A new memristor-based RF switch from UNIST promises low-power, high-speed performance for next-gen 6G and autonomous communications—operating up to 67 GHz with the potential to reach 4.5 THz.
A research team at Ulsan National Institute of Science and Technology (UNIST) has unveiled a RF switch optimized for 6G and autonomous driving applications. Developed under the leadership of Prof. Myungsoo Kim and Prof. Tae-Sik Yoon, the nonvolatile device is based on vanadium oxide (VOx) and addresses the power and integration needs of future communication systems.
At the core of the innovation is a memristor-based switch that operates without standby power, thanks to its nonvolatile architecture. It retains resistance states even when powered off, enabling substantial energy savings. This capability makes it ideal for always-on systems like autonomous vehicles and smart devices.
With switching speeds in the nanosecond range, the device ensures rapid signal routing with minimal processing delays. Experimental validation showed robust performance up to 67 GHz, with an insertion loss under 0.46 dB and isolation above 20 dB—key parameters that enhance signal clarity and reduce interference.

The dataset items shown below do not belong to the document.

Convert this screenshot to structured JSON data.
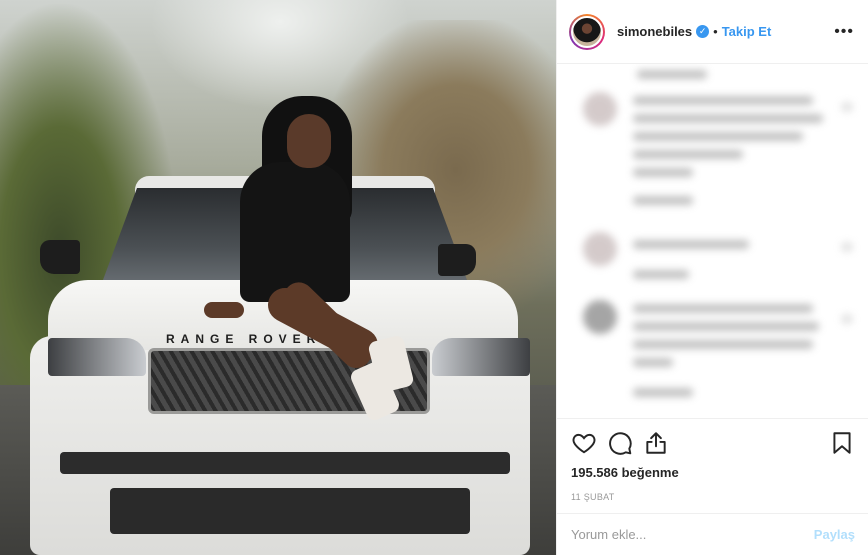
{
  "photo": {
    "description_alt": "",
    "car_badge": "RANGE ROVER"
  },
  "header": {
    "username": "simonebiles",
    "verified_icon": "verified-badge-icon",
    "separator": "•",
    "follow_label": "Takip Et",
    "more_icon": "more-options-icon",
    "more_glyph": "•••"
  },
  "actions": {
    "like_icon": "heart-icon",
    "comment_icon": "comment-icon",
    "share_icon": "share-icon",
    "save_icon": "bookmark-icon",
    "likes_text": "195.586 beğenme",
    "date_text": "11 ŞUBAT"
  },
  "add_comment": {
    "placeholder": "Yorum ekle...",
    "post_label": "Paylaş"
  },
  "colors": {
    "accent": "#3897f0",
    "post_disabled": "#b2dffc"
  }
}
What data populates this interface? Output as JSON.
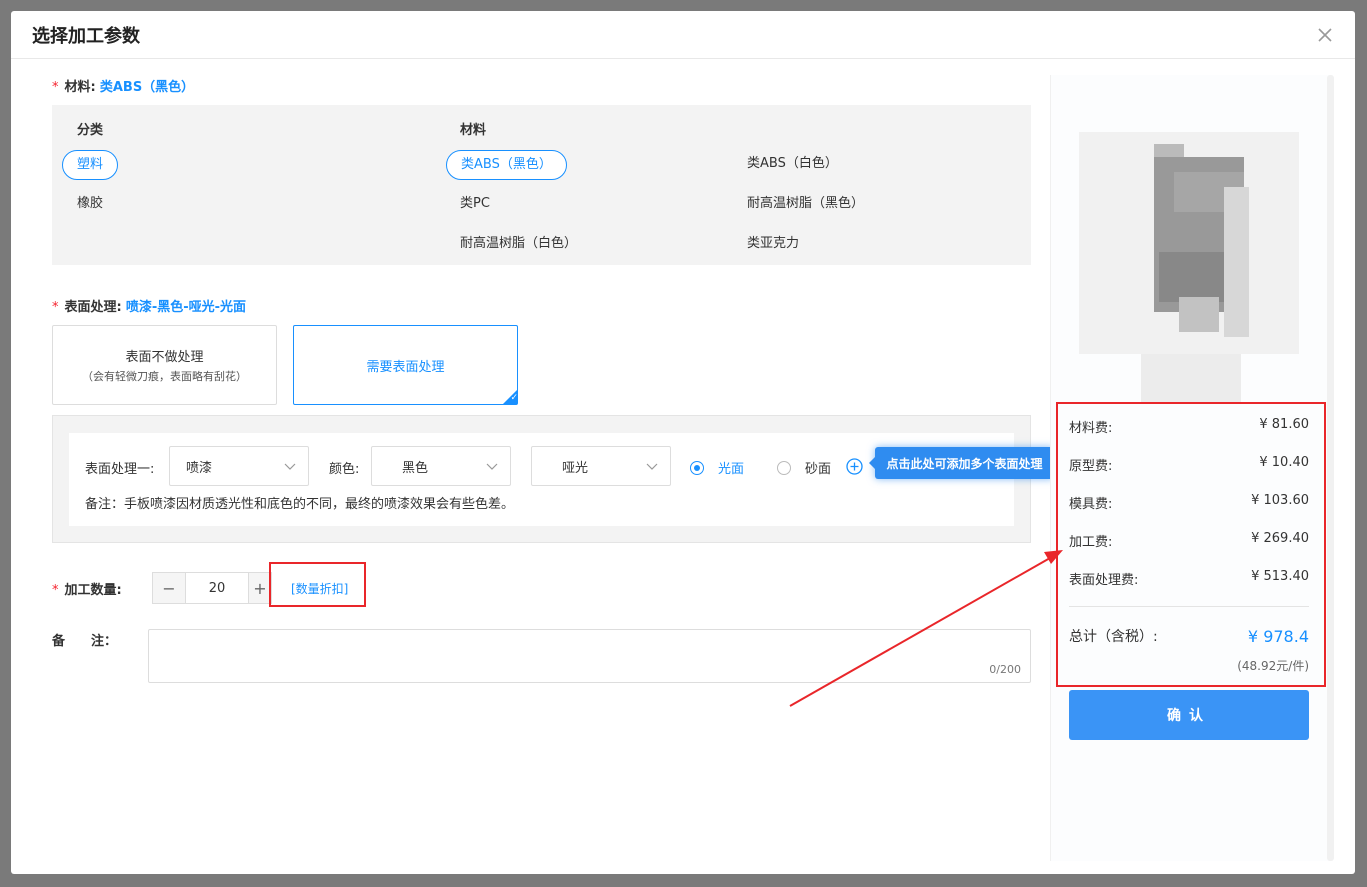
{
  "dialog": {
    "title": "选择加工参数"
  },
  "material": {
    "label": "材料:",
    "selected": "类ABS（黑色）",
    "category_header": "分类",
    "material_header": "材料",
    "categories": [
      "塑料",
      "橡胶"
    ],
    "items": [
      "类ABS（黑色）",
      "类ABS（白色）",
      "类PC",
      "耐高温树脂（黑色）",
      "耐高温树脂（白色）",
      "类亚克力"
    ]
  },
  "surface": {
    "label": "表面处理:",
    "selected": "喷漆-黑色-哑光-光面",
    "option_none_title": "表面不做处理",
    "option_none_desc": "（会有轻微刀痕，表面略有刮花）",
    "option_need": "需要表面处理",
    "process_label": "表面处理一:",
    "process_value": "喷漆",
    "color_label": "颜色:",
    "color_value": "黑色",
    "finish_value": "哑光",
    "radio_glossy": "光面",
    "radio_matte": "砂面",
    "note": "备注：手板喷漆因材质透光性和底色的不同，最终的喷漆效果会有些色差。",
    "tooltip": "点击此处可添加多个表面处理"
  },
  "quantity": {
    "label": "加工数量:",
    "value": "20",
    "minus": "−",
    "plus": "+",
    "discount_link": "[数量折扣]"
  },
  "remark": {
    "label": "备　　注：",
    "count": "0/200"
  },
  "prices": [
    {
      "label": "材料费:",
      "value": "¥ 81.60"
    },
    {
      "label": "原型费:",
      "value": "¥ 10.40"
    },
    {
      "label": "模具费:",
      "value": "¥ 103.60"
    },
    {
      "label": "加工费:",
      "value": "¥ 269.40"
    },
    {
      "label": "表面处理费:",
      "value": "¥ 513.40"
    }
  ],
  "total": {
    "label": "总计（含税）:",
    "value": "¥ 978.4",
    "per_unit": "(48.92元/件)"
  },
  "confirm_label": "确认",
  "colors": {
    "accent": "#1890ff",
    "annotation_red": "#e9262a",
    "confirm_bg": "#3a94f6"
  }
}
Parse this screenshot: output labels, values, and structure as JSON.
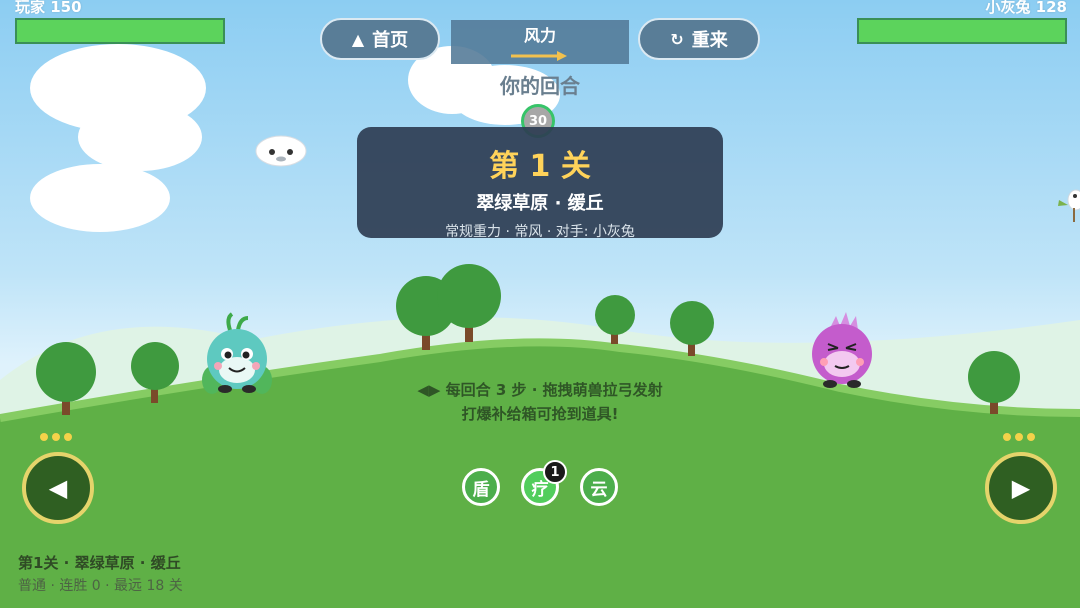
{
  "players": {
    "left": {
      "label": "玩家 150",
      "hp": 1.0,
      "color": "#5cd35c"
    },
    "right": {
      "label": "小灰兔 128",
      "hp": 1.0,
      "color": "#5cd35c"
    }
  },
  "top_bar": {
    "home_label": "首页",
    "home_icon": "home-icon",
    "restart_label": "重来",
    "restart_icon": "refresh-icon",
    "wind_label": "风力",
    "wind_direction": "right",
    "wind_color": "#f2c14e"
  },
  "turn": {
    "text": "你的回合",
    "timer": "30"
  },
  "level_banner": {
    "title": "第 1 关",
    "subtitle": "翠绿草原 · 缓丘",
    "info": "常规重力 · 常风 · 对手: 小灰兔"
  },
  "hint": {
    "line1": "◀▶ 每回合 3 步 · 拖拽萌兽拉弓发射",
    "line2": "打爆补给箱可抢到道具!"
  },
  "items": [
    {
      "label": "盾"
    },
    {
      "label": "疗",
      "count": "1"
    },
    {
      "label": "云"
    }
  ],
  "controls": {
    "left_icon": "◀",
    "right_icon": "▶",
    "steps_remaining": 3
  },
  "footer": {
    "level": "第1关 · 翠绿草原 · 缓丘",
    "stats": "普通 · 连胜 0 · 最远 18 关"
  },
  "colors": {
    "sky": "#8ccdf2",
    "grass": "#5fb046",
    "banner_bg": "#2e3d52",
    "title_gold": "#ffd35a",
    "player_monster": "#5ec9c0",
    "enemy_monster": "#c45ccc"
  }
}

Simulations suggest that the switch could operate at frequencies up to 4.5 THz, the highest reported cutoff frequency among oxide-based RF switches to date. This positions the device at the forefront of terahertz communications, an essential enabler for ultra-fast, high-capacity wireless networks.
Application-Driven
The team also integrated the switch into a tunable bandpass filter capable of shifting the center frequency by around 600 MHz. This versatility enables multiband operation, simplifies circuit design, and reduces device size—beneficial for compact RF front-ends in mobile and autonomous platforms.
According to Prof. Kim, “This memristor-based RF switch could enable compact and energy-efficient RF front-ends, setting the foundation for future wireless systems.” As the world moves toward 6G and smart mobility, such innovations will be critical to delivering low-latency, high-reliability connectivity in energy-constrained environments.